Lockheed Martin Space Systems was awarded a contract modification to provide Thermal and Impact Protection System (TIPS) initial test kits and TIPS low-rate initial production units for Trident II (D5) missile deployed system support.
The cost-plus-fixed-fee contract modification, worth around $8.8 million, was awarded by U.S. Navy’s Strategic Systems Programs (SSP) located in Washington, DC. Fiscal 2017 weapons procurement (Navy) funds; fiscal 2018 weapons procurement (Navy) funds; and United Kingdom funding are being obligated at time of award and will not expire at the end of the current fiscal year.
The work will be performed in Sunnyvale, California (57.75 percent); San Jose, California (18 percent); Kingsland, Georgia (10.46 percent); Roseville, California (4.89 percent); Silverdale, Washington (4.18 percent); Westland, Michigan (1.97 percent); Cape Canaveral, Florida (1.75 percent); and other various locations (less than 1 percent each; 1 percent total), and is expected to be completed by June 2019.
UGM-133A Trident II/ Trident D5
UGM-133A Trident II, or Trident D5 is a submarine-launched ballistic missile (SLBM), built by Lockheed Martin Space Systems in Sunnyvale, California, and deployed with the American and British navies.
It was first deployed in March 1990, and remains in service. The Trident II Strategic Weapons System is an improved SLBM with greater accuracy, payload, and range than the earlier Trident C-4. It is a key element of the U.S. strategic nuclear triad.
The missile has a range of 4,230 nautical miles (7,840 km) with full load and approx. 7,500 mi (12,000 km)

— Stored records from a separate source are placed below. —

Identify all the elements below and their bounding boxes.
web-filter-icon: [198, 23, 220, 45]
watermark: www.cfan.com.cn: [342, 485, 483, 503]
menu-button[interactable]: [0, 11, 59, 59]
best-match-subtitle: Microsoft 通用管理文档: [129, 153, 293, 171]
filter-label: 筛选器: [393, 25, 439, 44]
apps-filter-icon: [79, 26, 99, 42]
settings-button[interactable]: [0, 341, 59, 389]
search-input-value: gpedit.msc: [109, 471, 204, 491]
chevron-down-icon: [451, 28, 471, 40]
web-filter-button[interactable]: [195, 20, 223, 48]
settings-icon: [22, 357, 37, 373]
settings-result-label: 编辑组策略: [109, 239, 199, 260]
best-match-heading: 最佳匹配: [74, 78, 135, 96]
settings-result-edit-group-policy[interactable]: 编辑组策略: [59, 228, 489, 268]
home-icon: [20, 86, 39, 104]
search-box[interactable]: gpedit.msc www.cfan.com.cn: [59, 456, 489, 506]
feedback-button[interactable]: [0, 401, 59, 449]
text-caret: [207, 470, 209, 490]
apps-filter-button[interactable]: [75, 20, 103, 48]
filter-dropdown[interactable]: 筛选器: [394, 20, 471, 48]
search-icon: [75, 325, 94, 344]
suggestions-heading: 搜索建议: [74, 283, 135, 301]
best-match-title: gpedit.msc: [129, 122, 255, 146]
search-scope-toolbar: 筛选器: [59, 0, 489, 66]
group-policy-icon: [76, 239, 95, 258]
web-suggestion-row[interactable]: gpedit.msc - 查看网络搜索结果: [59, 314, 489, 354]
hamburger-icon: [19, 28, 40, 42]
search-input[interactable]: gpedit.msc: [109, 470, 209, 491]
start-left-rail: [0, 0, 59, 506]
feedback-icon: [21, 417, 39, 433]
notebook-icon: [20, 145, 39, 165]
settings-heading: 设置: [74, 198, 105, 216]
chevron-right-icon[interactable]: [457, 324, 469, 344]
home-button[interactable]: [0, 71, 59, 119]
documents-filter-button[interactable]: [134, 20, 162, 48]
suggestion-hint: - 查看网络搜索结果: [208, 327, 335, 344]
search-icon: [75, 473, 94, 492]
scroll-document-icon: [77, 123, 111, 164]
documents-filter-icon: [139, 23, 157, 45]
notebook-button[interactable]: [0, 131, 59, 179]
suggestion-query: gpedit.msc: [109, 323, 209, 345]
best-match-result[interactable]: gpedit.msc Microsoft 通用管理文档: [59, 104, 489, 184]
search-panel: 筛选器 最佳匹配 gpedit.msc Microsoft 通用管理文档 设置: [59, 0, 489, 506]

with reduced load (exact is classified) with a speculated circular error probable (CEP) of 90 metres (300 ft)
The missile is guided with the MK 6 Astro-inertial guidance navigation system which is able to receive GPS (Global Positioning System) updates.
Trident II missiles are carried by 14 U.S Navy Ohio-class and 4 British Royal Navy Vanguard-class nuclear powered ballistic missile submarines (SSBN)
The Ohio-class SSBNs are able to carry 24 missiles each while Vanguard-class submarines can carry 16 missiles each. The number of missiles on Ohio-class submarines will be reduced to 20 each in coming years, in compliance with the New Strategic Arms Limitation Treaty.
The D5 is the sixth in a series of missile generations deployed since the sea-based deterrent program began 60 years ago. The Trident D5LE (life-extension) version will remain in service until 2042.